Thursday, June 30, 2005

 

Top of the Heap

Thanks to cutting-edge logistics and e-commerce systems, Copart is sitting pretty in the salvage business.

Not long ago, Victor Viaden spotted a badly dented 1995 Ford (F) Probe on an online auction site -- and pounced. Viaden, who lives in Minsk, Belarus, and sells refurbished cars, won the wreck with a high bid of $150. He paid $3,100 to transport it to Belarus and fix it up, and sold the Probe locally for $4,500. "It's easy to get good cars now," he says.

Viaden bought the Ford from Copart, a Northern California company that is fast becoming the world's sultan of salvage. With $400 million in sales last year, Copart processes roughly 40 percent of all cars salvaged in the United States -- about twice as many as its closest competitor. On track to grow sales 13 percent in 2005, the public company has already boosted net profit 42 percent to $46 million during the first half of its current fiscal year, largely by bringing modern management to the junk business. "People are surprised when they see our headquarters," Copart president Jay Adair says of his company's sleek offices in Fairfield, Calif. "This isn't Sanford and Son."

True, but Fred and Lamont might recognize the business model. Copart acts as a broker, selling wrecks on behalf of insurance companies. Offering state-of-the-art order tracking, an online database with information on 225,000 cars, and 110 facilities in 42 states, Copart attracts big sellers. Vehicles sourced from State Farm alone accounted for nearly 12 percent of Copart's 2004 revenue, and Kemper Auto and Home Group now uses Copart exclusively to sell its salvaged vehicles.

Founded in 1982, Copart used to fax vehicle descriptions to 8,000 potential buyers. In 1997 the company made its foray onto the Web, putting inventory listings online. Today, Copart's 96-person IT department sends nearly 24,000 e-mail messages daily to buyers, and its software immediately notifies towing services when the company acquires a wreck.

In 2003, Copart replaced live junkyard auctions with Internet-based ones. In Copart's online auctions, unlike eBay's (EBAY), Adair's recorded voice provokes bidders with "Going once, going twice," which insurance execs say jacks up prices. In 2004, Copart's online auctions attracted 44,000 bidders -- 10 percent more than at the company's live auctions the previous year. Vehicles sell four times faster since the switch: A mangled Ferrari went for $576,000 in just eight minutes. Buyers save, too, because they never have to travel to a yard. "Copart cut significant cost from the process," says Craig Kennison, an investment analyst at Robert W. Baird & Co.
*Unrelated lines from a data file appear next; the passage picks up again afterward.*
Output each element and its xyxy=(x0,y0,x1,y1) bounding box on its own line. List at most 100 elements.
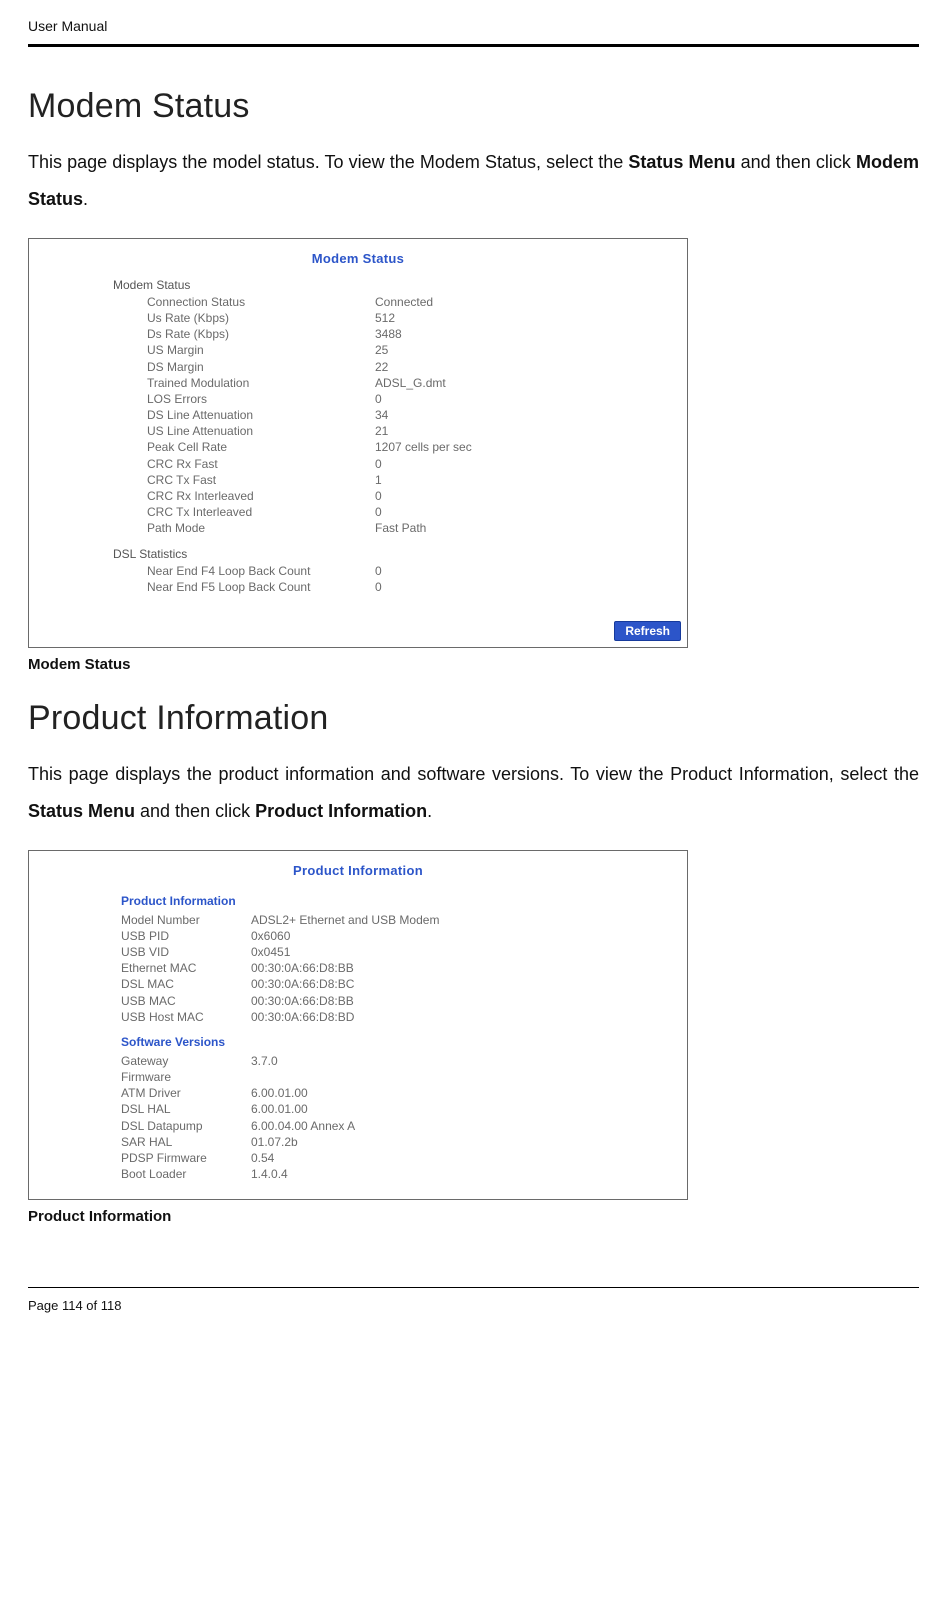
software-versions-kv-block: Gateway3.7.0FirmwareATM Driver6.00.01.00… xyxy=(121,1053,675,1183)
text-run: This page displays the product informati… xyxy=(28,764,919,784)
kv-value xyxy=(251,1069,675,1085)
figure-caption-modem-status: Modem Status xyxy=(28,656,919,673)
kv-value: 00:30:0A:66:D8:BB xyxy=(251,993,675,1009)
kv-row: Boot Loader1.4.0.4 xyxy=(121,1166,675,1182)
kv-row: Model NumberADSL2+ Ethernet and USB Mode… xyxy=(121,912,675,928)
kv-key: Connection Status xyxy=(147,294,375,310)
kv-row: Firmware xyxy=(121,1069,675,1085)
page-number: Page 114 of 118 xyxy=(28,1298,919,1313)
kv-row: Near End F4 Loop Back Count0 xyxy=(147,563,675,579)
kv-value: 3488 xyxy=(375,326,675,342)
kv-value: 6.00.04.00 Annex A xyxy=(251,1118,675,1134)
kv-row: LOS Errors0 xyxy=(147,391,675,407)
kv-value: 00:30:0A:66:D8:BD xyxy=(251,1009,675,1025)
section-heading-modem-status: Modem Status xyxy=(28,87,919,126)
kv-row: USB VID0x0451 xyxy=(121,944,675,960)
kv-value: 01.07.2b xyxy=(251,1134,675,1150)
kv-key: Us Rate (Kbps) xyxy=(147,310,375,326)
text-run: . xyxy=(83,189,88,209)
kv-value: 0 xyxy=(375,563,675,579)
kv-value: 0 xyxy=(375,504,675,520)
kv-key: Model Number xyxy=(121,912,251,928)
kv-key: Peak Cell Rate xyxy=(147,439,375,455)
kv-row: CRC Tx Fast1 xyxy=(147,472,675,488)
kv-value: 21 xyxy=(375,423,675,439)
kv-value: 25 xyxy=(375,342,675,358)
kv-row: USB PID0x6060 xyxy=(121,928,675,944)
section-heading-product-information: Product Information xyxy=(28,699,919,738)
kv-value: 3.7.0 xyxy=(251,1053,675,1069)
kv-key: ATM Driver xyxy=(121,1085,251,1101)
kv-row: Ds Rate (Kbps)3488 xyxy=(147,326,675,342)
kv-key: Near End F4 Loop Back Count xyxy=(147,563,375,579)
kv-row: DSL Datapump6.00.04.00 Annex A xyxy=(121,1118,675,1134)
modem-status-kv-block: Connection StatusConnectedUs Rate (Kbps)… xyxy=(147,294,675,537)
kv-key: DSL MAC xyxy=(121,976,251,992)
inline-ref-status-menu: Status Menu xyxy=(628,152,735,172)
kv-key: SAR HAL xyxy=(121,1134,251,1150)
kv-value: 22 xyxy=(375,359,675,375)
kv-value: 0 xyxy=(375,488,675,504)
kv-key: DS Margin xyxy=(147,359,375,375)
text-run: and then click xyxy=(736,152,857,172)
kv-row: US Margin25 xyxy=(147,342,675,358)
refresh-button[interactable]: Refresh xyxy=(614,621,681,641)
kv-row: SAR HAL01.07.2b xyxy=(121,1134,675,1150)
kv-value: 00:30:0A:66:D8:BC xyxy=(251,976,675,992)
kv-value: 0x6060 xyxy=(251,928,675,944)
kv-row: Peak Cell Rate1207 cells per sec xyxy=(147,439,675,455)
kv-key: US Line Attenuation xyxy=(147,423,375,439)
text-run: . xyxy=(427,801,432,821)
kv-value: 1207 cells per sec xyxy=(375,439,675,455)
panel-title: Modem Status xyxy=(41,249,675,276)
kv-key: CRC Rx Interleaved xyxy=(147,488,375,504)
kv-key: CRC Rx Fast xyxy=(147,456,375,472)
kv-value: ADSL_G.dmt xyxy=(375,375,675,391)
kv-row: CRC Tx Interleaved0 xyxy=(147,504,675,520)
kv-row: Us Rate (Kbps)512 xyxy=(147,310,675,326)
kv-row: PDSP Firmware0.54 xyxy=(121,1150,675,1166)
kv-value: 1 xyxy=(375,472,675,488)
panel-subtitle-product-info: Product Information xyxy=(121,894,675,908)
kv-key: PDSP Firmware xyxy=(121,1150,251,1166)
inline-ref-status-menu: Status Menu xyxy=(28,801,135,821)
kv-value: 512 xyxy=(375,310,675,326)
text-run: This page displays the model status. To … xyxy=(28,152,628,172)
kv-key: Ds Rate (Kbps) xyxy=(147,326,375,342)
kv-value: 0.54 xyxy=(251,1150,675,1166)
kv-key: US Margin xyxy=(147,342,375,358)
kv-key: Path Mode xyxy=(147,520,375,536)
kv-value: Connected xyxy=(375,294,675,310)
kv-key: Gateway xyxy=(121,1053,251,1069)
product-information-panel: Product Information Product Information … xyxy=(28,850,688,1200)
kv-key: Trained Modulation xyxy=(147,375,375,391)
header-rule xyxy=(28,44,919,47)
kv-key: Near End F5 Loop Back Count xyxy=(147,579,375,595)
kv-key: USB MAC xyxy=(121,993,251,1009)
kv-value: 34 xyxy=(375,407,675,423)
kv-row: CRC Rx Fast0 xyxy=(147,456,675,472)
kv-row: Trained ModulationADSL_G.dmt xyxy=(147,375,675,391)
section1-paragraph: This page displays the model status. To … xyxy=(28,144,919,218)
kv-value: Fast Path xyxy=(375,520,675,536)
kv-row: DS Margin22 xyxy=(147,359,675,375)
kv-key: USB PID xyxy=(121,928,251,944)
dsl-statistics-kv-block: Near End F4 Loop Back Count0Near End F5 … xyxy=(147,563,675,595)
footer-rule xyxy=(28,1287,919,1288)
kv-row: USB MAC00:30:0A:66:D8:BB xyxy=(121,993,675,1009)
kv-key: DSL Datapump xyxy=(121,1118,251,1134)
section2-paragraph: This page displays the product informati… xyxy=(28,756,919,830)
kv-row: Path ModeFast Path xyxy=(147,520,675,536)
kv-value: 0 xyxy=(375,456,675,472)
kv-row: Gateway3.7.0 xyxy=(121,1053,675,1069)
kv-key: CRC Tx Fast xyxy=(147,472,375,488)
figure-caption-product-information: Product Information xyxy=(28,1208,919,1225)
kv-key: Ethernet MAC xyxy=(121,960,251,976)
kv-value: 0 xyxy=(375,579,675,595)
document-header: User Manual xyxy=(28,18,919,40)
kv-row: Near End F5 Loop Back Count0 xyxy=(147,579,675,595)
kv-key: DSL HAL xyxy=(121,1101,251,1117)
panel-subtitle-software-versions: Software Versions xyxy=(121,1035,675,1049)
panel-title: Product Information xyxy=(41,861,675,888)
kv-key: CRC Tx Interleaved xyxy=(147,504,375,520)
An unexpected benefit of online selling has been a booming international business. With the weak dollar and strong foreign demand for American cars, Copart now has customers in places as far away as Cambodia and the United Arab Emirates. Twenty-two percent of cars sold by Copart are shipped overseas, compared with less than 11 percent two years ago.

Of course, software might not be an enduring barrier to competitors' entry into salvage. But with Insurance Auto Auctions -- Copart's nearest rival -- planning to go private after poor results during much of the last four years, Copart is going, going, going. "We're in the infancy of this thing," Adair says. Given his success so far, that's not just trash talk.